118. A M. JORDAN.
Leutomischl, 15 avril 1742.
Ton Pégase fécond en rimes redoublées
Laisse arrière de toi mes Muses essoufflées;
En vain d'un feu divin me croirai-je animé;
Que tes vers me font voir que j'ai trop présumé!
Ébloui par l'éclat de ta vive lumière,
Je m'arrête, tremblant, tout court dans ma carrière;
Et, voyant à quel point ton vol t'a su porter,
Je ne puis que t'aimer, te lire et t'admirer.
Ce sont les sentiments que divus Jordanus Tindaliorum a su m'inspirer par ses deux spirituelles lettres, où il a mis, sans exagération, autant d'esprit qu'il m'en faudrait pour tout un mois dans ma dépense ordinaire. Vous avez le diable au corps avec vos vers, et vous en ferez si bien, que je n'en ferai plus.
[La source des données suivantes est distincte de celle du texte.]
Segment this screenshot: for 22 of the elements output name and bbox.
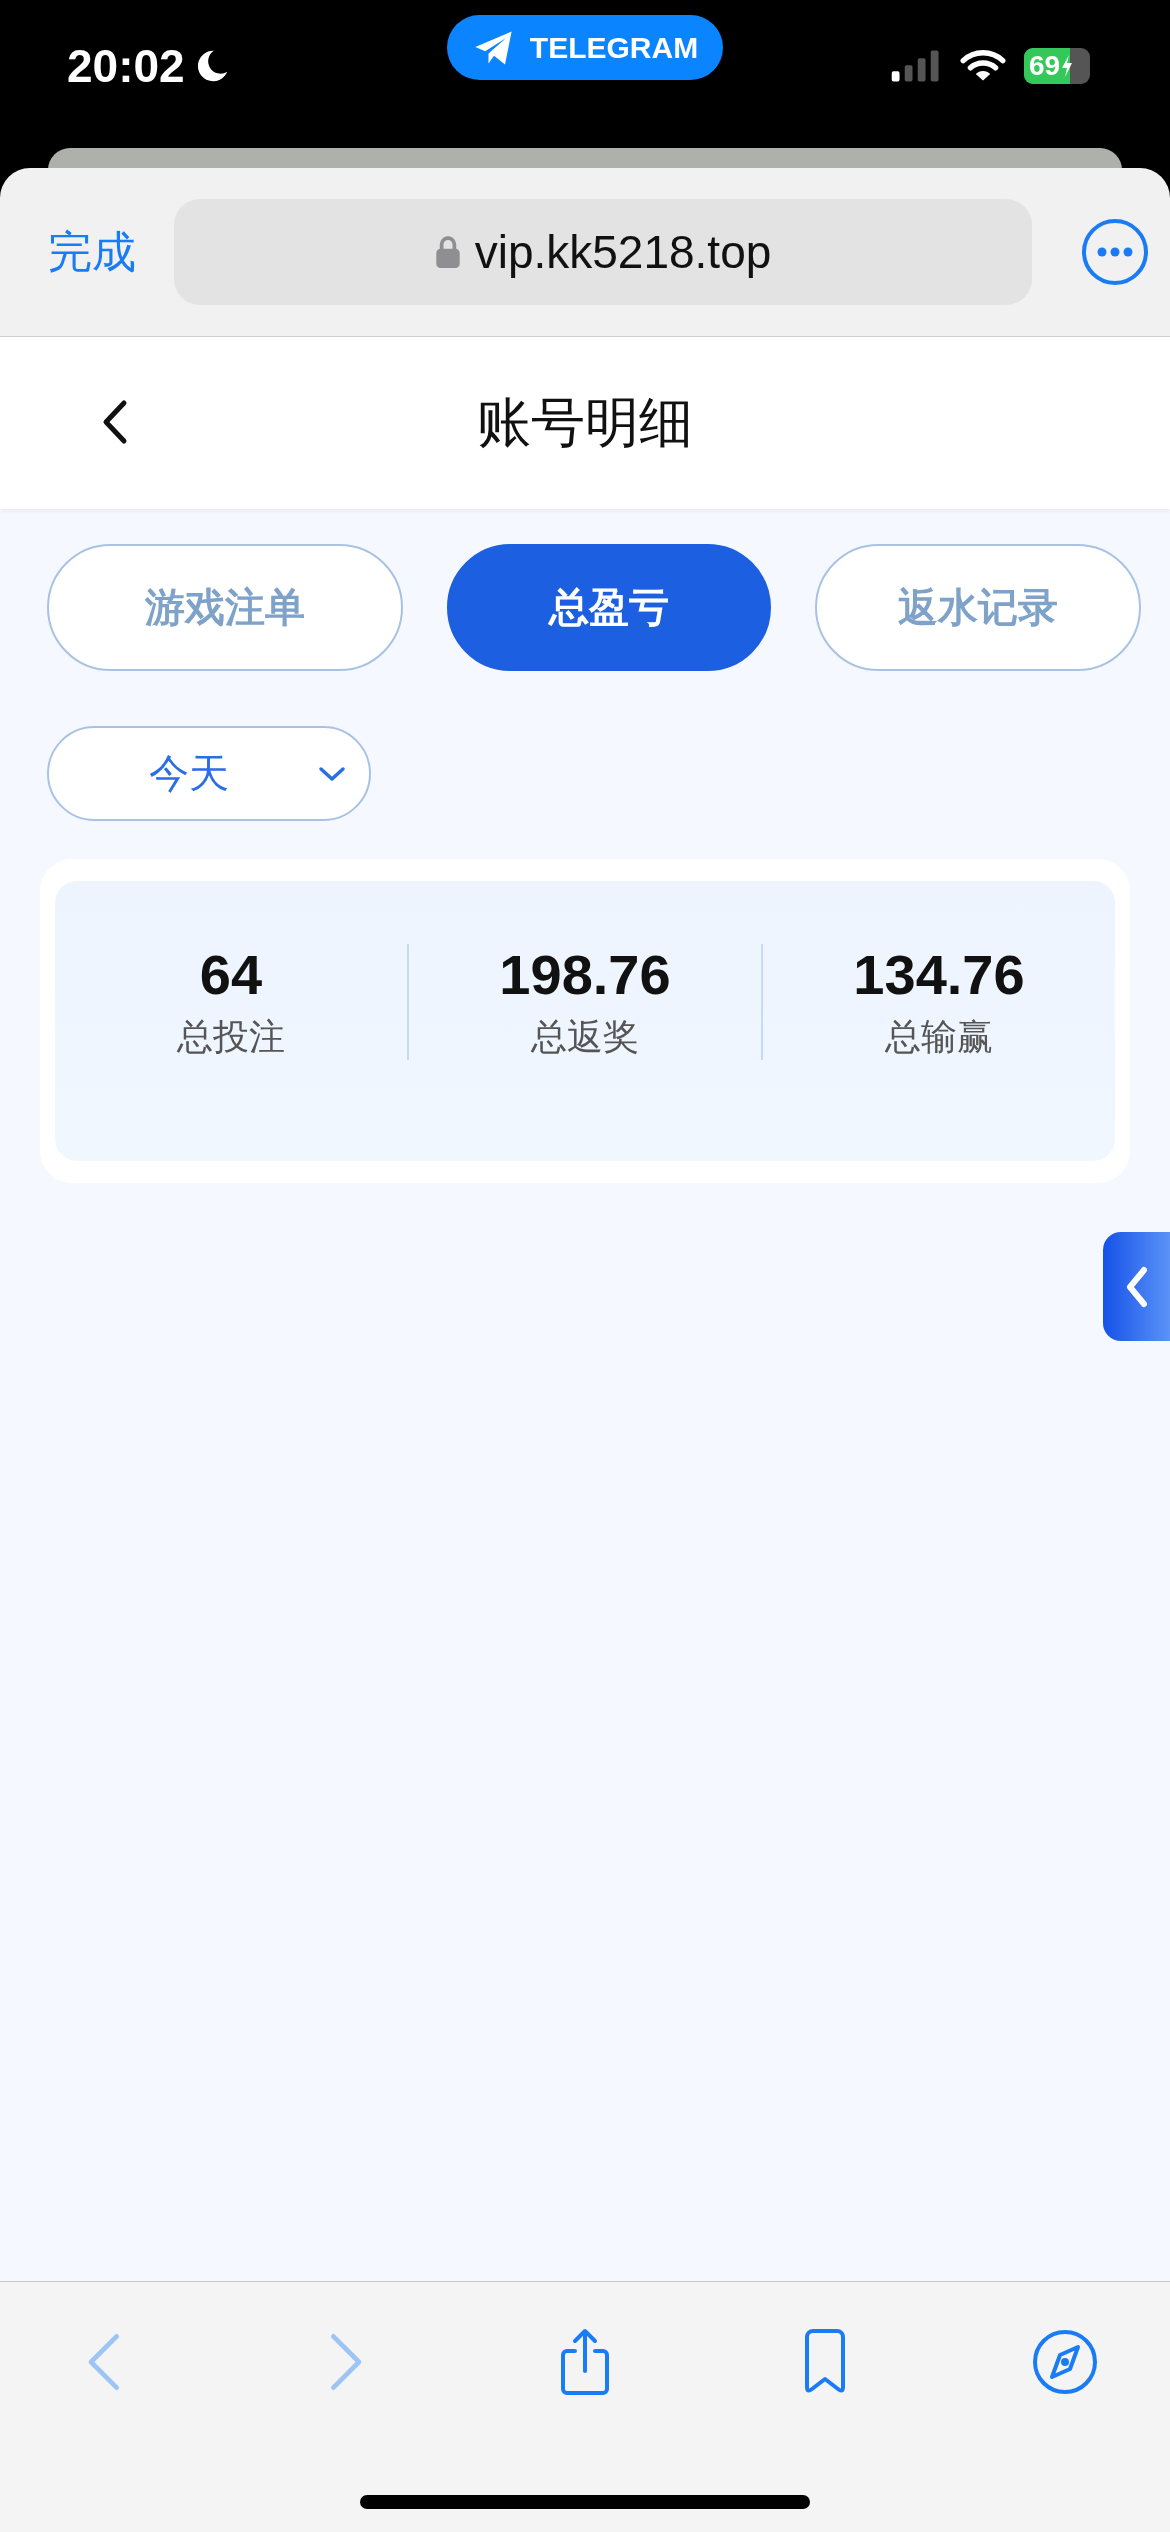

On dit qu'à Rome un architecte ignare,
Voyant ce temple où l'orgueil de la tiare
Sut étaler son faste et sa grandeur,
Où l'art surtout paraît en sa splendeur,
Surpris, frappé de ce bel édifice,
Dès ce moment abjura son office,
A l'admirer bornant tout son bonheur.
Je vous laisse faire l'application de ces vers, dont la comparaison cadre si bien avec vos vers et le cas que j'en fais.
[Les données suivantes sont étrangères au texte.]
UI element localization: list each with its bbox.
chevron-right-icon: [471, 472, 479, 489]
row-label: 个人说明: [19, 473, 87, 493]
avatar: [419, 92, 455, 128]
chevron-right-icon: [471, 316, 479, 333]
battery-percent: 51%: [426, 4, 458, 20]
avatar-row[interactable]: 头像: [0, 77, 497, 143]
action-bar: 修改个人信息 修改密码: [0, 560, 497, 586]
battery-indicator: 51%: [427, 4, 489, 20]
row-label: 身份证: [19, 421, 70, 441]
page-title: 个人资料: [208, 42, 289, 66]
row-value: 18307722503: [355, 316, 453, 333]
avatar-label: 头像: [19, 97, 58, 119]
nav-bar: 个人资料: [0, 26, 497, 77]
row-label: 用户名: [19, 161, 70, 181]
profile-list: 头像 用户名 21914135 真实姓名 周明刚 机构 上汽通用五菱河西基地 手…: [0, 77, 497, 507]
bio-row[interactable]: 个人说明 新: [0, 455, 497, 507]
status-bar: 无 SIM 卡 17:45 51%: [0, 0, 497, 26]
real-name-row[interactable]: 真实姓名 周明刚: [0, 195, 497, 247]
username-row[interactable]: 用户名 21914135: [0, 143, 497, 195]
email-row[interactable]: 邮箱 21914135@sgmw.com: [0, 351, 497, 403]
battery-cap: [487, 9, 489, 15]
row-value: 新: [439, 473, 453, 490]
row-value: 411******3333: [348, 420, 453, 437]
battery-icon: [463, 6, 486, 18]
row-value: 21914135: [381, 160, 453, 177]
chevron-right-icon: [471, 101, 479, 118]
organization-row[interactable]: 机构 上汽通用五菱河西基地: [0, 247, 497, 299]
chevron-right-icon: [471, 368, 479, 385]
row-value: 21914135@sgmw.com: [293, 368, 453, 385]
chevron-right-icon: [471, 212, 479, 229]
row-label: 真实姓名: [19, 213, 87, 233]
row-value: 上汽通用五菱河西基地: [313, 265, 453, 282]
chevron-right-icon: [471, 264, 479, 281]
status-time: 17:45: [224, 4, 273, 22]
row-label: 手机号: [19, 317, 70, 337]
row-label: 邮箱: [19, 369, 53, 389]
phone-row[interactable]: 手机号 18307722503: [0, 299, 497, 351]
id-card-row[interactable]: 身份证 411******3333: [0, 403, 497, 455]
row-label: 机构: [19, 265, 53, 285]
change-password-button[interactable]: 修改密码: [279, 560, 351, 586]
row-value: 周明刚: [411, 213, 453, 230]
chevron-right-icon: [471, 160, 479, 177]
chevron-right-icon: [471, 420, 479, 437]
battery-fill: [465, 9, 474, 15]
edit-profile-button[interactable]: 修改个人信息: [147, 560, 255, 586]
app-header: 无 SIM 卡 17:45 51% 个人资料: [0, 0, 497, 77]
<180>Voulez-vous que ma muse chante
Le train de ma vie ambulante?
Tantôt rôti, tantôt glacé,
Tantôt haut, tantôt bas percé,
Souvent nageant dans l'abondance,
Et souvent usant d'abstinence,
Par les fatigues harassé,
Jamais rebuté ni lassé,
Quelque sort que le ciel m'envoie,
Méprisant les vaines erreurs,
Et toujours simple dans mes mœurs.
Je suis plus enclin à la joie
Qu'aux mélancoliques vapeurs
Dont la cruelle frénésie
Empoisonne de ses noirceurs
Les plus beaux jours de notre vie.
Si vous voyiez couleur de chair, vous seriez le plus aimable et le plus heureux mortel que Dieu eût créé; mais comme il n'y a rien de parfait dans ce monde, vous ne serez qu'aimable. Je vous prie, mettez-vous l'esprit en repos sur l'Europe. Si l'on voulait prendre à cœur toutes les infortunes des particuliers, la vie humaine entière ne serait qu'un tissu d'afflictions. Laissez à chacun le soin de démêler sa fusée comme il pourra, et bornez-vous à partager le sort de vos amis, c'est-à-dire, d'un petit nombre de personnes. C'est, en honneur, tout ce que la nature a droit de demander d'un bon citoyen; sans quoi notre cerveau ne fournirait point assez d'humidités pour les larmes que nous aurions à répandre.
L'Europe, qu'un lutin lutine,
A, dit-on, perdu la raison;
Il est vrai qu'elle en a la mine,
Et mérite bien ce soupçon.
L'abbé de Saint-Pierre se fait fort d'ajuster l'intérêt des princes de l'Europe aussi facilement que vous composez vos vers. Ce grand ouvrage200-a ne s'accroche à rien qu'au consentement des <181>parties intéressées. Vous connaissez ces visions d'arbitrage et ces folies synonymes.
Je n'ai rien à vous dire d'un endroit où il ne se passe rien, sinon que nos soldats sont autant de Césars, et que je vous aime toujours, malade, mélancolique, ou gai et sain, également. Adieu.
200-a L'abbé de Saint-Pierre avait envoyé à Frédéric un de ses ouvrages sur la manière de rétablir et de consolider définitivement la paix en Europe. Voyez la lettre de Frédéric à Voltaire, du 12 avril 1742. Voyez aussi t. IX, p. 36 et 165; t. XIV, p. 292 et 323 : t. XV, p. 71 et 152 : et t. XVI, p. 229.